A partir de 2013 le véhicule a connu des dysfonctionnements.
Le 22 mai 2014, le voyant moteur s'est allumé, le véhicule avait parcouru 135 455 km.
Ce dysfonctionnement a continué en dépit des réparations effectuées.
Une expertise amiable a été organisée le 1er août 2016 qui ne conclut pas à une faute du garage, le véhicule avait 251 527 km au compteur.
M. [D] a par acte du 18 octobre 2016 assigné les sociétés Passion Auto et American [Localité 4] ainsi que la SCP BTSG et Maître [K] [U], en leurs qualités de liquidateur et administrateur de cette dernière, devant le juge des référés du tribunal de grande instance de Paris aux fins d'expertise.
Monsieur [K] [A] a été désigné en qualité d'expert selon ordonnance du 6 janvier 2017.
L'expert judiciaire a clos et déposé son rapport le 18 décembre 2017.
Au vu de ce rapport et faute de solution amiable, M. [D] a par acte du 29 mars 2018 assigné la société Passion Auto en indemnisation devant le tribunal de grande instance de Paris.
Le tribunal de grande instance de Paris, par jugement du 7 novembre 2019, a :
- déclaré irrecevables les demandes présentées au titre de la régularité de l'assignation,
- condamné la société Passion Auto à payer à M. [D] la somme de 28.481,92 euros en réparation de ses préjudices matériels,
- condamné la société Passion Auto à payer à M. [D] la somme de 1.500 euros en réparation de son préjudice moral,
- dit que ces deux sommes porteront intérêts au taux légal à compter de la décision,
- condamné la société Passion Auto à payer à M. [D] la somme de 2.000 euros sur le fondement de l'article 700 du code de procédure civile,
- condamné la société Passion Auto aux dépens, incluant les frais d'expertise judiciaire,
- dit n'y avoir lieu à exécution provisoire de la décision,
- débouté les parties du surplus de leurs demandes.

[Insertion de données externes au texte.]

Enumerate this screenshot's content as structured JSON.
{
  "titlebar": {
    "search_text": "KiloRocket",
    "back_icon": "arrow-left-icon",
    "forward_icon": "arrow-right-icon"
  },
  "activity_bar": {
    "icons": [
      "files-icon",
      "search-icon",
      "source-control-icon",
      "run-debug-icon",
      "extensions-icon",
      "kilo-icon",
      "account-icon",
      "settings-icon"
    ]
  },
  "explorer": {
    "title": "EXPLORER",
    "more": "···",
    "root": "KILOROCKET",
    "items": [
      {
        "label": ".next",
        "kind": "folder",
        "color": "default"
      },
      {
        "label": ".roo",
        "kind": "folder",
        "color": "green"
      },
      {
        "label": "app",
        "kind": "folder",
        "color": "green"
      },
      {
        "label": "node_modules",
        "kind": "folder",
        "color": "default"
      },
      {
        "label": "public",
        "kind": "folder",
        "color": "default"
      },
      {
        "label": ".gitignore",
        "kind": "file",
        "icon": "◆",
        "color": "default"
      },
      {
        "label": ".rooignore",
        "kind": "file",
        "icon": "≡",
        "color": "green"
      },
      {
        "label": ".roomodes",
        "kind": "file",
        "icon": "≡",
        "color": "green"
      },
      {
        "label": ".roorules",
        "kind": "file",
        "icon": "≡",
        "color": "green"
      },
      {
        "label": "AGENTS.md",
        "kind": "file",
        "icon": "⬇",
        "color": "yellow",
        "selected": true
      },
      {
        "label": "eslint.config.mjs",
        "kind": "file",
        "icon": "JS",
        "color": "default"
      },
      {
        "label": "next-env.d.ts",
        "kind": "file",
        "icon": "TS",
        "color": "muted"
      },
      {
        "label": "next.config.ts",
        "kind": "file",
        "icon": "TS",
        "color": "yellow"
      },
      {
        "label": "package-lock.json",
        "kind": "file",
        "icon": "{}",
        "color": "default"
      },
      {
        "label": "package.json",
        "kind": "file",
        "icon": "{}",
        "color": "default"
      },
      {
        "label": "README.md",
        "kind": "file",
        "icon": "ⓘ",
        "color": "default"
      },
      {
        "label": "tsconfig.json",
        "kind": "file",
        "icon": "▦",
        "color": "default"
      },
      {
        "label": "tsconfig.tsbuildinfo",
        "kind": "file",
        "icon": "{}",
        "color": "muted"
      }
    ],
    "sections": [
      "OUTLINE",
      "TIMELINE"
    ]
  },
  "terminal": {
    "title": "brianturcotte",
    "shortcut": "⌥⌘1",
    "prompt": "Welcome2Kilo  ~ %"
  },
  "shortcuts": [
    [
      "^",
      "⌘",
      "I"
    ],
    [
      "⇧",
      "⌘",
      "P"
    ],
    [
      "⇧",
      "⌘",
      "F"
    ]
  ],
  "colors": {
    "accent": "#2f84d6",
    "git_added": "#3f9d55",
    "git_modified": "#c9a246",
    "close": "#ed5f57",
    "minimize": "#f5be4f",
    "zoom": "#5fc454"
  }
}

La société Passion Motorcycle, anciennement Passion Auto, a par acte du 23 décembre 2019 interjeté appel de ce jugement, intimant Monsieur [D] devant la cour.
La cour d'appel de Paris, par arrêt du 3 novembre 2022, a :
- infirmé le jugement en toutes ses dispositions,
Statuant à nouveau et y ajoutant,
- condamné M. [D] aux dépens de première instance, incluant les frais d'expertise judiciaire, et d'appel,
- condamné M. [D] à payer la somme de 3.500 euros à la société Passion Motorcycle en indemnisation de ses frais irrépétibles de première instance et d'appel.
M. [D] a le 16 juin 2023 déposé au greffe de la cour une requête aux fins de compléter une omission de statuer.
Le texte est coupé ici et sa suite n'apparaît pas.